The instance proves that the dual-line access using vpn soft routing is better than the hardware VPN Router, and it also has many advantages. As we all know, hardware routers and software routers can be used to achieve dual-line routing (ROS in Linux and Policy Routing in Windows), while hardware routers themselves are dedicated, so the cost is considered, its cpu is mostly 8-bit or 16-bit, and its cache is also several megabytes to dozens of megabytes. and software routers.
In particular, vpn soft route dual-line access, as long as the anti-virus, hardware stability, anti-attack) its stability and performance are absolutely not mentioned, especially its ability to process the routing requests of large Internet cafes, it is much higher than Linux. VPN dual-line Routing Server: It is set up in a dual-line environment to provide a local LAN dual-line single gateway for Internet access, and to provide a remote VPN dial-up with a server that establishes an IPsec connection tunnel. Remote VPN Dial-Up Policy Routing: A Remote VPN dial-up machine uses a local gateway to access the Internet, and uses a policy route to borrow lines to achieve shared Internet access in the local LAN.
Vpn soft route dual-line access is more flexible than hardware VPN Router, more suitable for Using vpn soft route dual-line access, and generally hardware VPN routing is implemented, the number of lines to be processed and the number of remote connections are limited, and for soft routing, as long as the machine can have N NICs, you can realize the N-1 route too much is useless ), the number of connected users is much larger than that of hardware routers.
How to achieve vpn soft route dual-line access?
Next we will briefly describe the implementation of two-line access for each vpn soft route in Windows2003: Dual-network routing: It is relatively simple to implement. It uses three NICs, each of which occupies one segment of China Telecom and China Netcom, and the other is used as an intranet interface. First, use NAT to set the Internet, such as the Netcom interface, as the Internet egress, and set the IP address, DNS, and gateway of the Netcom interface. Only the IP address and DNS are set for the Intranet interface, then, set the telecom interface to over loading NAT. In this way, two internet outlets are available. In this case, you must set a policy route by adding a static route table, the route table of China Telecom allows China Telecom to go through the telecom interface, and China Netcom to go through the Netcom interface. Only China Telecom can be added. In this way, the dual-network routing is implemented.

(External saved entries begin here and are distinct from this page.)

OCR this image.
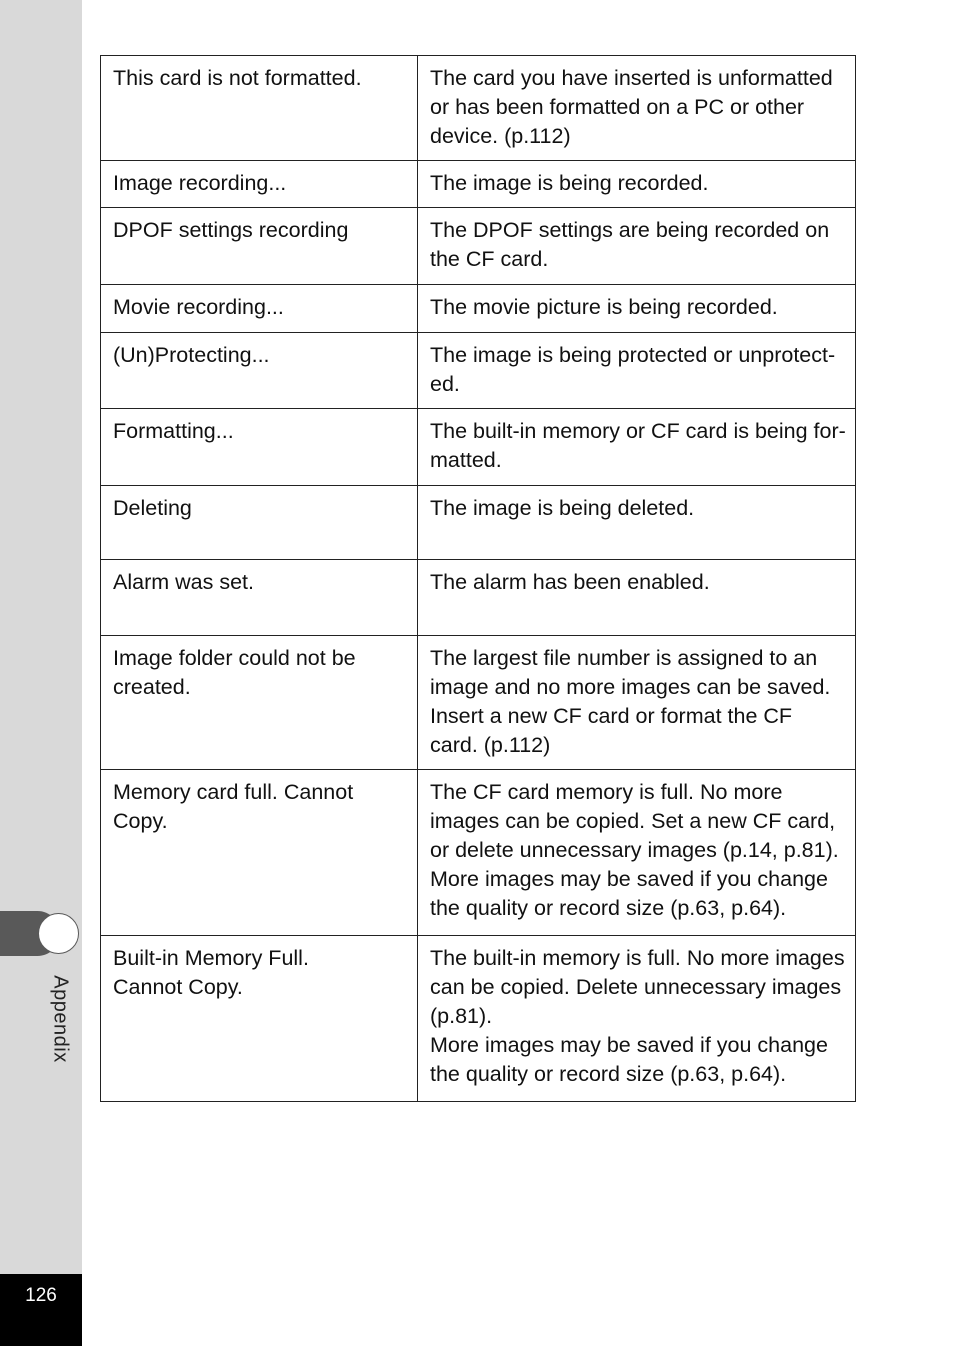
Appendix
126
This card is not formatted.	The card you have inserted is unformatted
or has been formatted on a PC or other
device. (p.112)
Image recording...	The image is being recorded.
DPOF settings recording	The DPOF settings are being recorded on
the CF card.
Movie recording...	The movie picture is being recorded.
(Un)Protecting...	The image is being protected or unprotect-
ed.
Formatting...	The built-in memory or CF card is being for-
matted.
Deleting	The image is being deleted.
Alarm was set.	The alarm has been enabled.
Image folder could not be
created.	The largest file number is assigned to an
image and no more images can be saved.
Insert a new CF card or format the CF
card. (p.112)
Memory card full. Cannot
Copy.	The CF card memory is full. No more
images can be copied. Set a new CF card,
or delete unnecessary images (p.14, p.81).
More images may be saved if you change
the quality or record size (p.63, p.64).
Built-in Memory Full.
Cannot Copy.	The built-in memory is full. No more images
can be copied. Delete unnecessary images
(p.81).
More images may be saved if you change
the quality or record size (p.63, p.64).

VPN dual-network routing: Based on the above method, you only need to establish a NAT route with a VPN, then assign the user name and password to the remote VPN, and specify whether the remote IP address uses a dynamic or static IP address, A dynamic range should be provided. It is best to keep the subnet away from the subnet of the remote network. You can use 10.0.X.X or 192.168.X.X. do not duplicate the network hosts next to it. Static IP addresses are used to prevent multiple logins with the same user name. Achieve dual-line routing. It also uses three NICs.
Remote VPN dialing Policy Routing: it is used to establish a tunnel with the VPN Server, send requests from other first-line networks of a single-line Internet cafe to the VPN Server through the tunnel, and send requests to the Internet through the lines of the VPN Server, dual-line routing is also implemented. NAT is also used to provide Internet access for machines on the local LAN. Two NICs are used. The NAT settings are similar to the setting method of a Single-network NAT soft router, which has a policy route and a VPN dial-up connection.